352. Ces droits sont en général les mêmes que ceux des père et mère légitimes. Dans le système du code, il n'y a aucune raison de faire une différence entre les enfants légitimes et les enfants naturels, en ce qui concerne la puissance paternelle. S'il s'agissait d'un pouvoir établi au profit des parents, on conçoit que le législateur n'aurait pu l'accorder qu'avec des restrictions aux père et mère naturels, pour ne pas encourager le concubinage en le mettant sur la même ligne que le mariage. Mais la puissance paternelle n'est plus une puissance, c'est un devoir; ce devoir découle du fait de la paternité, qu'elle soit légitime ou illégitime. S'il y avait une différence à établir, il faudrait la faire en faveur des enfants naturels. Malheureux par leur naissance, puisqu'elle est entachée d'illégi timité, ayant moins de droits à exercer puisqu'ils n'ont pas de famille, n'est-ce pas un devoir plus strict pour le père et la mère de veiller à leur éducation avec une sollicitude particulière? Outre l'affection qu'ils doivent à leurs enfants, ils ont encore une faute à effacer.

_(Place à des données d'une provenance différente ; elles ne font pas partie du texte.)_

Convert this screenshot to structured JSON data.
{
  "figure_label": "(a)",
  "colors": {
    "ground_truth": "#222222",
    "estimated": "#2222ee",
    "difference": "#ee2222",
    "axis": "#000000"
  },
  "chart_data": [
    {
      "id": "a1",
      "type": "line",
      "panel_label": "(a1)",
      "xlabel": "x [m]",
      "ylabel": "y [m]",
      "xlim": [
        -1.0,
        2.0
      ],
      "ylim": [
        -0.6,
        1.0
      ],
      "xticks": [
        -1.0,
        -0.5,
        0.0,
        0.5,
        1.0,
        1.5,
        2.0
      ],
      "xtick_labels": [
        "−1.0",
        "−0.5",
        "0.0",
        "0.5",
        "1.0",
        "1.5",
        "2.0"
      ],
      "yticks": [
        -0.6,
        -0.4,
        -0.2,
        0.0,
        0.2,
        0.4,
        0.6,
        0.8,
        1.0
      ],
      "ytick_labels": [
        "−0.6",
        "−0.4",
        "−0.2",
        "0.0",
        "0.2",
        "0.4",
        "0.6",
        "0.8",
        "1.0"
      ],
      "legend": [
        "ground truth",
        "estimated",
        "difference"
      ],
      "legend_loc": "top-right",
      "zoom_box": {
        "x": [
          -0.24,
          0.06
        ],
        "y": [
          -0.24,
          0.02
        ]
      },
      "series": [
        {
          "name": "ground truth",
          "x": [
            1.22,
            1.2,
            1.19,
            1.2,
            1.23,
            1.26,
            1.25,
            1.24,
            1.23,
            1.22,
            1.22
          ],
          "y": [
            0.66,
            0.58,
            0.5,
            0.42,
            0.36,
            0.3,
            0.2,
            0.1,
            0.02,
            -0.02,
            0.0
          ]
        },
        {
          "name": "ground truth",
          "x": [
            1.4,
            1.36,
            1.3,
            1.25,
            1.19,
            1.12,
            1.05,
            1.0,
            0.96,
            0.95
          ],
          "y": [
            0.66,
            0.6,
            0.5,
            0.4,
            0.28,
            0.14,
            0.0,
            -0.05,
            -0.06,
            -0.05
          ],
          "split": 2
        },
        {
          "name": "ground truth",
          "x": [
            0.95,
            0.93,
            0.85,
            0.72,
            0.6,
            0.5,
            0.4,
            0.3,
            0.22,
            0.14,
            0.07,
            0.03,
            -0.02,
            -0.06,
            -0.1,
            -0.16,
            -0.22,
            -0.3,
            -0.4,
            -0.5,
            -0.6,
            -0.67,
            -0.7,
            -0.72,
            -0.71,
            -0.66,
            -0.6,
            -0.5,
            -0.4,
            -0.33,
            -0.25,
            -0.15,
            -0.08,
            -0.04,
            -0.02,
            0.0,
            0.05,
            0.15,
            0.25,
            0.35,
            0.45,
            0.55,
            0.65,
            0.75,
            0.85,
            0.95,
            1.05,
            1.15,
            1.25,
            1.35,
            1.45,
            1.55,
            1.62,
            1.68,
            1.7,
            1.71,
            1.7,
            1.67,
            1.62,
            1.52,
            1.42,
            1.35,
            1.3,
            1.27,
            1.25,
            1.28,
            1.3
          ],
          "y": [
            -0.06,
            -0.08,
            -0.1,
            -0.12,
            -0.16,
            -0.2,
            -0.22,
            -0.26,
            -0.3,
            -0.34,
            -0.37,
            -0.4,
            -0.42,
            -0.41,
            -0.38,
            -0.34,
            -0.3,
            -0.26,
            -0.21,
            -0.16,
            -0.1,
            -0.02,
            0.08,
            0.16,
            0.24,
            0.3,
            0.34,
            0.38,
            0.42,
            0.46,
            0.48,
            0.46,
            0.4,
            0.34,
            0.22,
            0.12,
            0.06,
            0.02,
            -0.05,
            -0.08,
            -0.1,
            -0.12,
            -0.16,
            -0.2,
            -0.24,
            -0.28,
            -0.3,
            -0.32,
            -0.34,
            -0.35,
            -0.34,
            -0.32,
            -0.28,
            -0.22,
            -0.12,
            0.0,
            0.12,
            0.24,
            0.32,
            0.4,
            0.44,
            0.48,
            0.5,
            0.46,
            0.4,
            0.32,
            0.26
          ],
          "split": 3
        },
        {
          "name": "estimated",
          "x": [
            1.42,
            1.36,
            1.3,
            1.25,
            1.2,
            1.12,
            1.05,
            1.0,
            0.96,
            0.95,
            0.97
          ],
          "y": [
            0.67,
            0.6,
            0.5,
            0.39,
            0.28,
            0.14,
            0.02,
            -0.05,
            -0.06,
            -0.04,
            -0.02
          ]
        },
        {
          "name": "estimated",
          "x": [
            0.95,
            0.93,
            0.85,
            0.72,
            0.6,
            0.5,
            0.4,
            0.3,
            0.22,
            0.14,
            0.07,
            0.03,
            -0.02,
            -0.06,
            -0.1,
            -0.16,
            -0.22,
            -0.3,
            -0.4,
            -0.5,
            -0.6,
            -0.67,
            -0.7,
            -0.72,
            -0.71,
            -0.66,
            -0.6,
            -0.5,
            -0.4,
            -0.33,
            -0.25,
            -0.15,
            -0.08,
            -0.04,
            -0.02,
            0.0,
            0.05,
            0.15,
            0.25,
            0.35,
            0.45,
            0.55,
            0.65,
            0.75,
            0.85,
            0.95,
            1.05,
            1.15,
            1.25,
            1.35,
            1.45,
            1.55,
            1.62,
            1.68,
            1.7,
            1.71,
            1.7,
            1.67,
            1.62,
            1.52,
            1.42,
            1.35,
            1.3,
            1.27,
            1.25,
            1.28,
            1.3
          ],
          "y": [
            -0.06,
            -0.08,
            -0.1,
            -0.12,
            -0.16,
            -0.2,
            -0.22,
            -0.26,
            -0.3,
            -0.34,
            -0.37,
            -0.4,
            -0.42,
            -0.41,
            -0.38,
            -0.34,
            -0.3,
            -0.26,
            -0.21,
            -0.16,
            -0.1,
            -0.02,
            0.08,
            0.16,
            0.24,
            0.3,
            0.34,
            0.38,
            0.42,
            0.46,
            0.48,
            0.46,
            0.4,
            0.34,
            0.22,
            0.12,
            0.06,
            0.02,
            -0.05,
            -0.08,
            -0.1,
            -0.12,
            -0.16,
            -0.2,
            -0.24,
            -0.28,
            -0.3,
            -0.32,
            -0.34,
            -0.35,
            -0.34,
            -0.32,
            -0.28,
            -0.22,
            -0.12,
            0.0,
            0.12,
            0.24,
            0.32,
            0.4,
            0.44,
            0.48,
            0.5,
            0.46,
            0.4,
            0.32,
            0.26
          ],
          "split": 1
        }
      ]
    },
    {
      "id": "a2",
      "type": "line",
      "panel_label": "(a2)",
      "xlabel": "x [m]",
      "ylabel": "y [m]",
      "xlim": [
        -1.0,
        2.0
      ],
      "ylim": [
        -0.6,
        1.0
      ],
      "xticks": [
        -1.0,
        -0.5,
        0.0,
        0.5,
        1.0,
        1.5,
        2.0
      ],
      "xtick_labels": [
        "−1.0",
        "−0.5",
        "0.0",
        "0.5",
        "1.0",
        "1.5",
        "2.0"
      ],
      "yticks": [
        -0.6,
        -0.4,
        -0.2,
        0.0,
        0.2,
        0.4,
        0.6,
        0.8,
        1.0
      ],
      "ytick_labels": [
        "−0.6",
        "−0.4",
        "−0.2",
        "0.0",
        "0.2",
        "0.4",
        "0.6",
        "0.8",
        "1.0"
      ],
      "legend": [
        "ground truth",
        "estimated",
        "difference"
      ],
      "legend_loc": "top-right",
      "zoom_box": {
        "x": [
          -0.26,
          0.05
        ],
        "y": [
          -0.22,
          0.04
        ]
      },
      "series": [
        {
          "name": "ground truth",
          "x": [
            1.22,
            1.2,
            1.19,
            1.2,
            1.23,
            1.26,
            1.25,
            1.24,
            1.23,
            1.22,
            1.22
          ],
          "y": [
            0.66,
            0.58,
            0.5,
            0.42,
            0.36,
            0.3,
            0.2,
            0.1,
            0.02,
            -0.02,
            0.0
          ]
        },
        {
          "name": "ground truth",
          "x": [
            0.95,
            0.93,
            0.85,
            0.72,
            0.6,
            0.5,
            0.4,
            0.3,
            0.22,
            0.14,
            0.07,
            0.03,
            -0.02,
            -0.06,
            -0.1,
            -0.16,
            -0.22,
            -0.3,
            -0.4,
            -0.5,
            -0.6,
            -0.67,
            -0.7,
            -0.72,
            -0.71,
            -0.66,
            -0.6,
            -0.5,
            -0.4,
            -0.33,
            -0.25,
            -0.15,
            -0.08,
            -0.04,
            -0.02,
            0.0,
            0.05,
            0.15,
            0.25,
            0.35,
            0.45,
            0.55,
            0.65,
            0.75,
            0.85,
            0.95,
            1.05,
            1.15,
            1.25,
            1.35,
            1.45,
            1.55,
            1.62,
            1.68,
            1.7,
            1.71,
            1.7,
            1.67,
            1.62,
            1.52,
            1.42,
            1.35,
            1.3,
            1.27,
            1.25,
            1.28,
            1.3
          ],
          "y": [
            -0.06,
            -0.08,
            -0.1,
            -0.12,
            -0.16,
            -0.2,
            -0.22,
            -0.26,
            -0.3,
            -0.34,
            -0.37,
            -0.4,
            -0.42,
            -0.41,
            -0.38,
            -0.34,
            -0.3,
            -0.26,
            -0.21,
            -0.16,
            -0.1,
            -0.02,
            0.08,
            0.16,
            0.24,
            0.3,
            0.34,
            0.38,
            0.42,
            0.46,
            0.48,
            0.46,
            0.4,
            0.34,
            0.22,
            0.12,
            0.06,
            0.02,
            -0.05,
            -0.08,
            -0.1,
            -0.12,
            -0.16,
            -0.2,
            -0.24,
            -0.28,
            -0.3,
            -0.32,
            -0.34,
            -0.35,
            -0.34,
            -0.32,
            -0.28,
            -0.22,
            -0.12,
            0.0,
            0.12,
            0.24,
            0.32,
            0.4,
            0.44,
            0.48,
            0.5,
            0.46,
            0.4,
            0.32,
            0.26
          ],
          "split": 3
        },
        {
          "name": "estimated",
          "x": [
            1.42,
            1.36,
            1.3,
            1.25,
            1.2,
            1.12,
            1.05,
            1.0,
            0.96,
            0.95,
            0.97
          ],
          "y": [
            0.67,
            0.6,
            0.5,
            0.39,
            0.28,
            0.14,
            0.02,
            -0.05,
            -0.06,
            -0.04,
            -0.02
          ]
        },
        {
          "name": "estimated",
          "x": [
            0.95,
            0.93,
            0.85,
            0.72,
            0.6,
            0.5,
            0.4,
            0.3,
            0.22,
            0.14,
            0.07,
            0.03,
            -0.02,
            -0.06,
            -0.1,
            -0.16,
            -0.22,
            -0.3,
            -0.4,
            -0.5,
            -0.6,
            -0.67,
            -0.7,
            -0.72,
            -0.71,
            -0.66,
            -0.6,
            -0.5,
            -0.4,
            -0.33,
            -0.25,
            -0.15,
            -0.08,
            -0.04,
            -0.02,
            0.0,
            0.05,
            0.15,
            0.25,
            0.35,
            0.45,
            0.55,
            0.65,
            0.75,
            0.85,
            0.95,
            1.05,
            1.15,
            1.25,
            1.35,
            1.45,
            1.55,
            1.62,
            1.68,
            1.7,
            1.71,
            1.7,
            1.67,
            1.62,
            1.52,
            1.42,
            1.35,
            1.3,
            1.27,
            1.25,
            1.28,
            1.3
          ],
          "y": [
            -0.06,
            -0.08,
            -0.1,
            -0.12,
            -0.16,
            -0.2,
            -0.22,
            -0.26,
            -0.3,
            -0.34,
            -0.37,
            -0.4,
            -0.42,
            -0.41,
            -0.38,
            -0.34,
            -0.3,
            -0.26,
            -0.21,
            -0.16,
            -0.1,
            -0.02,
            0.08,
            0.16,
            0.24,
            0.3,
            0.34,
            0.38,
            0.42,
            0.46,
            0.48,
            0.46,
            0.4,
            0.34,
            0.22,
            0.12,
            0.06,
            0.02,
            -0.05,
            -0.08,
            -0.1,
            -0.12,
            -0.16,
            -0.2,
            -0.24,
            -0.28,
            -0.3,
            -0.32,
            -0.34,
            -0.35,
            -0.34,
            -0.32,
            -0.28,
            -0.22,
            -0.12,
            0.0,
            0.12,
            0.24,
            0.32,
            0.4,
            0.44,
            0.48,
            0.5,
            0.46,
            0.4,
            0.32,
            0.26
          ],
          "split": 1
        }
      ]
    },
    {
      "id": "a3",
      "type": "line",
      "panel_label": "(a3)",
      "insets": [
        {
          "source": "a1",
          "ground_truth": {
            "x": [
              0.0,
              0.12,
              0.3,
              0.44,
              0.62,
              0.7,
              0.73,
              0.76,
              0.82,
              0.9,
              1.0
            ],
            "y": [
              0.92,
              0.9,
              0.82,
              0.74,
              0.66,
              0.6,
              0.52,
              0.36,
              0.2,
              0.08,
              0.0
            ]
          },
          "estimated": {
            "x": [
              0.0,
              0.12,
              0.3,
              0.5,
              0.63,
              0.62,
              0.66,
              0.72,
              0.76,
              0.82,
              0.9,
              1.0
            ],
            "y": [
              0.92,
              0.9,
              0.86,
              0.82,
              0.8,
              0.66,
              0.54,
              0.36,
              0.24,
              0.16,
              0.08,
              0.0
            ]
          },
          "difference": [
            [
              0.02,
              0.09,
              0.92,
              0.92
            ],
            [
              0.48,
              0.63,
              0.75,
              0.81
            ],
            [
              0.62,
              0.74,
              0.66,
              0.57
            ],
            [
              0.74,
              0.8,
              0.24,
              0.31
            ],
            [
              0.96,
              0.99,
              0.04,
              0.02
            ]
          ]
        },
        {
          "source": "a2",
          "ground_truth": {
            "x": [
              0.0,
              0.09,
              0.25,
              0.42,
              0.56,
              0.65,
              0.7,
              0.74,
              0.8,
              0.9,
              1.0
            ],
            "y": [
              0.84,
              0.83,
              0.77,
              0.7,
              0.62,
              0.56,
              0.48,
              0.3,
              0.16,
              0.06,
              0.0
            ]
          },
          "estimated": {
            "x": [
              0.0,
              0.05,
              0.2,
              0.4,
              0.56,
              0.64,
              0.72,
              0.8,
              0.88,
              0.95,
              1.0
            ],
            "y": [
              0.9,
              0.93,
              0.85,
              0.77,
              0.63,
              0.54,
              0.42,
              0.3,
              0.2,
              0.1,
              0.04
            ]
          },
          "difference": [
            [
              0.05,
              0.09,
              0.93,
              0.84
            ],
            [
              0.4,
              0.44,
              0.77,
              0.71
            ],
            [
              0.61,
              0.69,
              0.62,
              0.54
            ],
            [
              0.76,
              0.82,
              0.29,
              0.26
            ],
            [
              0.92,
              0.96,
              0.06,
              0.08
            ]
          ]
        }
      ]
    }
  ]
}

Le code suit-il ce principe? On pourrait croire, à première vue, que l'article 383 établit un principe contraire, en créant une puissance spéciale pour les père et mère naturels; il porte: Les articles 376, 377, 378 et 379 seront communs aux pères et mères des enfants naturels légalement reconnus. Est-ce à dire que ces dispositions

(1) Lyon, 8 mars 1859 (Dalloz, 1859, 2, 141).

soient les seules que l'on doive appliquer aux parents naturels? Tel ne peut être le sens de la loi. En effet, il en résulterait que les père et mère n'auraient pas la puissance paternelle sur les enfants illégitimes; car l'article 383 ne renvoie pas à l'article 372, aux termes duquel l'enfant reste sous l'autorité de ses père et mère jusqu'à sa majorité ou son émancipation. Cela est absurde. La loi donne aux pères et mères naturels le droit de correction, ce qui implique le droit ou le devoir d'éducation; or, la puissance paternelle n'est pas autre chose. Donc l'article 383 accorde implicitement aux pères et mères naturels l'autorité qu'elle donne aux pères et mères légitimes. Il n'y a de différence que pour le pouvoir de correction; voilà pourquoi la loi en parle spécialement.

353. L'enfant naturel doit, à tout âge, honneur et respect à ses père et mère, aussi bien que l'enfant légitime. Nous avons dit que l'article 371 qui prescrit ce devoir est une maxime morale plutôt qu'un principe juridique. En faut-il conclure que les dispositions que la doctrine considère comme des conséquences de cet article ne doivent pas s'appliquer à l'enfant naturel? Le code lui-même déclare que l'enfant naturel, de même que l'enfant légitime, doit demander le consentement de ses père et mère pour son mariage (art. 158). De là suit qu'il faut aussi appliquer à l'enfant naturel les dispositions qui découlent de cette obligation. Tel est l'article 283, qui exige le consentement des père et mère pour le divorce par consentement mutuel. Tels sont les articles 346 et 361, qui demandent le consentement des père et mère pour l'adoption et la tutelle officieuse. Le droit de consentir au mariage a pour conséquence le droit de former opposition (art. 173) et le droit de demander la nullité du mariage (art. 182, 184 et 191). Donc les père et mère naturels ont le même droit. Il n'y a aucun doute sur tous ces points.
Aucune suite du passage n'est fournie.